One wonders whether he conveniently thought that people are so desperate to wriggle out of the economic misery that they would forget the misrule, family-dominated politics, abuse of power, breakdown of the rule of law and never-ending corruption of the traditional leaders?
It was a big mistake for Wickremesinghe to believe that he could rely on politicians from the Rajapaksa’s party and other parties to form an alliance and contest as an independent candidate when his United National Party (UNP ) did not have a significant vote bank.
As before, the minority communities also did not come forward to support him this time.
The Samagi Bala Janawegaya ( SJB ) leader Sajith Premadasa was viewed by most people as part of the traditional political elite. This is his second defeat in a Presidential election. But Premadasa may have been somewhat satisfied with defeating Wickramasinghe, even if he lost to Dissanayake.
Even President Dissanayake could not get fifty percent of the votes. Therefore, it is imperative for him to understand the nature of the mandate he has received and think of corrective measures.
No one should think simply that the election of Dissanayake and the NPP’s eclipsing the three main mainstream political parties is the end of the latter’s life. Therefore, the President faces insurmountable challenges.
He has announced the date for parliamentary elections less than two months after dissolving Parliament. This is to give no time to other parties to recover from the defeat in the Presidential election.
Dissanayake will ask the people who elected him as President to give his NPP a big victory in the parliamentary elections also to stabilize the economy and fulfil his promises. An important question is whether the results of the parliamentary elections will be based on the way the people voted in the Presidential election or whether the people will elect the NPP with a larger majority of seats to give him the full strength to steer the nation.

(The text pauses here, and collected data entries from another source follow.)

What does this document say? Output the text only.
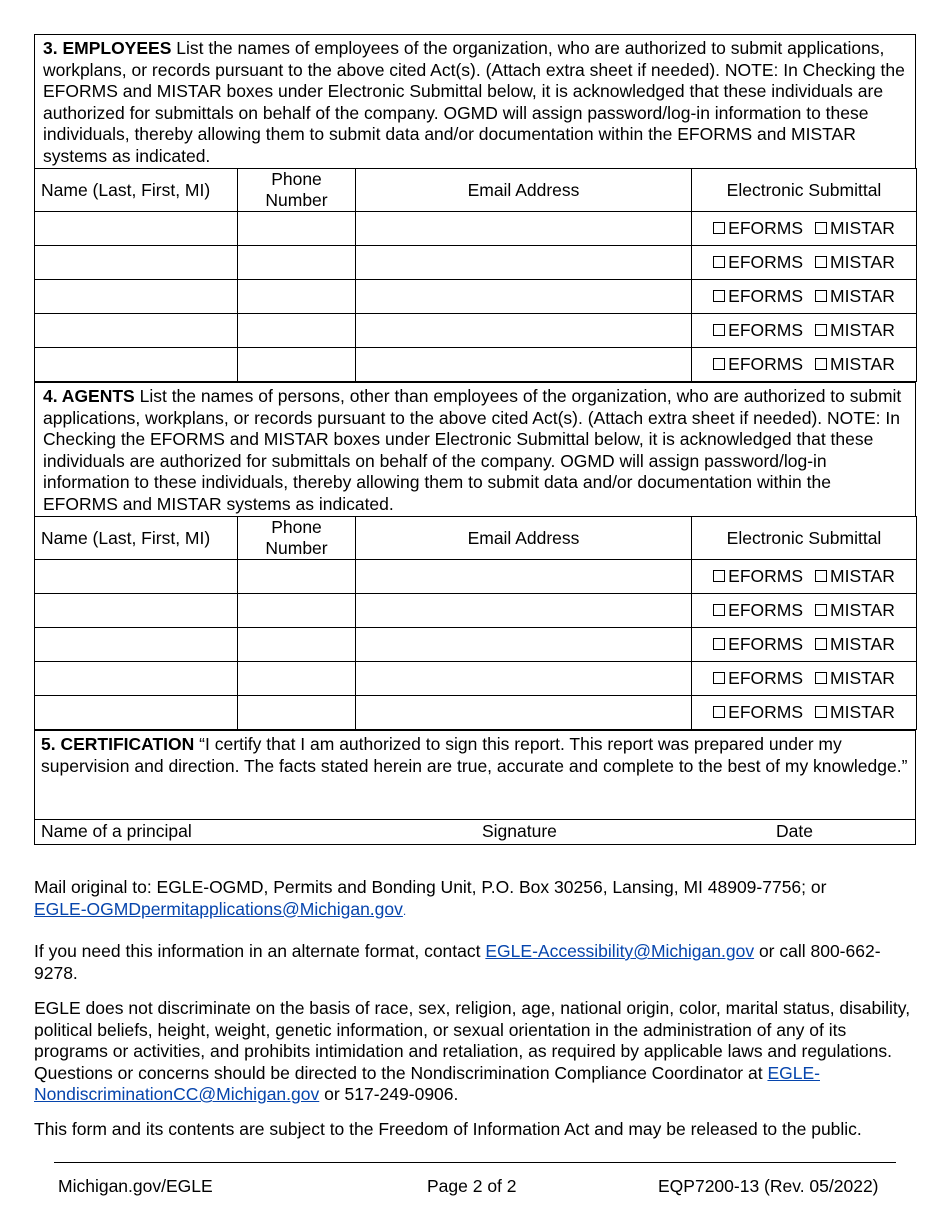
3. EMPLOYEES List the names of employees of the organization, who are authorized to submit applications, workplans, or records pursuant to the above cited Act(s). (Attach extra sheet if needed). NOTE: In Checking the EFORMS and MISTAR boxes under Electronic Submittal below, it is acknowledged that these individuals are authorized for submittals on behalf of the company. OGMD will assign password/log-in information to these individuals, thereby allowing them to submit data and/or documentation within the EFORMS and MISTAR systems as indicated.
Name (Last, First, MI)	Phone Number	Email Address	Electronic Submittal

			EFORMS MISTAR

			EFORMS MISTAR

			EFORMS MISTAR

			EFORMS MISTAR

			EFORMS MISTAR
4. AGENTS List the names of persons, other than employees of the organization, who are authorized to submit applications, workplans, or records pursuant to the above cited Act(s). (Attach extra sheet if needed). NOTE: In Checking the EFORMS and MISTAR boxes under Electronic Submittal below, it is acknowledged that these individuals are authorized for submittals on behalf of the company. OGMD will assign password/log-in information to these individuals, thereby allowing them to submit data and/or documentation within the EFORMS and MISTAR systems as indicated.
Name (Last, First, MI)	Phone Number	Email Address	Electronic Submittal

			EFORMS MISTAR

			EFORMS MISTAR

			EFORMS MISTAR

			EFORMS MISTAR

			EFORMS MISTAR
5. CERTIFICATION “I certify that I am authorized to sign this report. This report was prepared under my supervision and direction. The facts stated herein are true, accurate and complete to the best of my knowledge.”
Name of a principal	Signature	Date
Mail original to: EGLE-OGMD, Permits and Bonding Unit, P.O. Box 30256, Lansing, MI 48909-7756; or
EGLE-OGMDpermitapplications@Michigan.gov.
If you need this information in an alternate format, contact EGLE-Accessibility@Michigan.gov or call 800-662-9278.
EGLE does not discriminate on the basis of race, sex, religion, age, national origin, color, marital status, disability, political beliefs, height, weight, genetic information, or sexual orientation in the administration of any of its programs or activities, and prohibits intimidation and retaliation, as required by applicable laws and regulations. Questions or concerns should be directed to the Nondiscrimination Compliance Coordinator at EGLE-NondiscriminationCC@Michigan.gov or 517-249-0906.
This form and its contents are subject to the Freedom of Information Act and may be released to the public.
Michigan.gov/EGLE	Page 2 of 2	EQP7200-13 (Rev. 05/2022)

Be that as it may, it is necessary to consider the geographical order of the way people voted in the presidential election.
Dissanayake has been elected as President with majority support from South Sri Lanka, especially from the regions where the Sinhalese Buddhist community is dominant. On the contrary, in the predominantly Tamil speaking northern and eastern provinces and in the Hill Country people have voted in large numbers for Premadasa and Wickramasinghe.
It cannot be said that the minority communities rejected Dissanayake but it was the votes of the majority community that made him win. Dissanayake will never say that the Sinhalese people elected him as President like Gotabaya Rajapaksa did. There is a difference between the reason Gotabaya was elected by Sinhalese votes and the reason Dissanayake was elected by them.
At the same time, it is true that significant sections of the Sinhalese Buddhist nationalist forces have identified and supported Dissanayake as a political leader they can trust. But only time will tell whether Dissanayake will courageously resist the pressures of those nationalist forces that are against the legitimate political aspirations of the minority communities whenever he tries to find a solution to the ethnic imbroglio. Minority communities are expecting a new approach from the President regarding their issues.
The election results should not be interpreted as an expression of the people of the North and East not wanting change. Nor can they be accused of voting on ethnic grounds. Even though a so-called Tamil common candidate contested, the Tamil people overwhelmingly voted for two of the main candidates.
The question among the Tamil people is how much their aspirations will be respected within the change that the Sinhalese people want.
Finally, the historic significance of the election of a ‘comrade’ from outside a class that has hitherto monopolized political power in Sri Lanka through democratic means must be properly understood.
Sufficient time and space should be given to him to stabilize his administration and prepare to make good on his promises.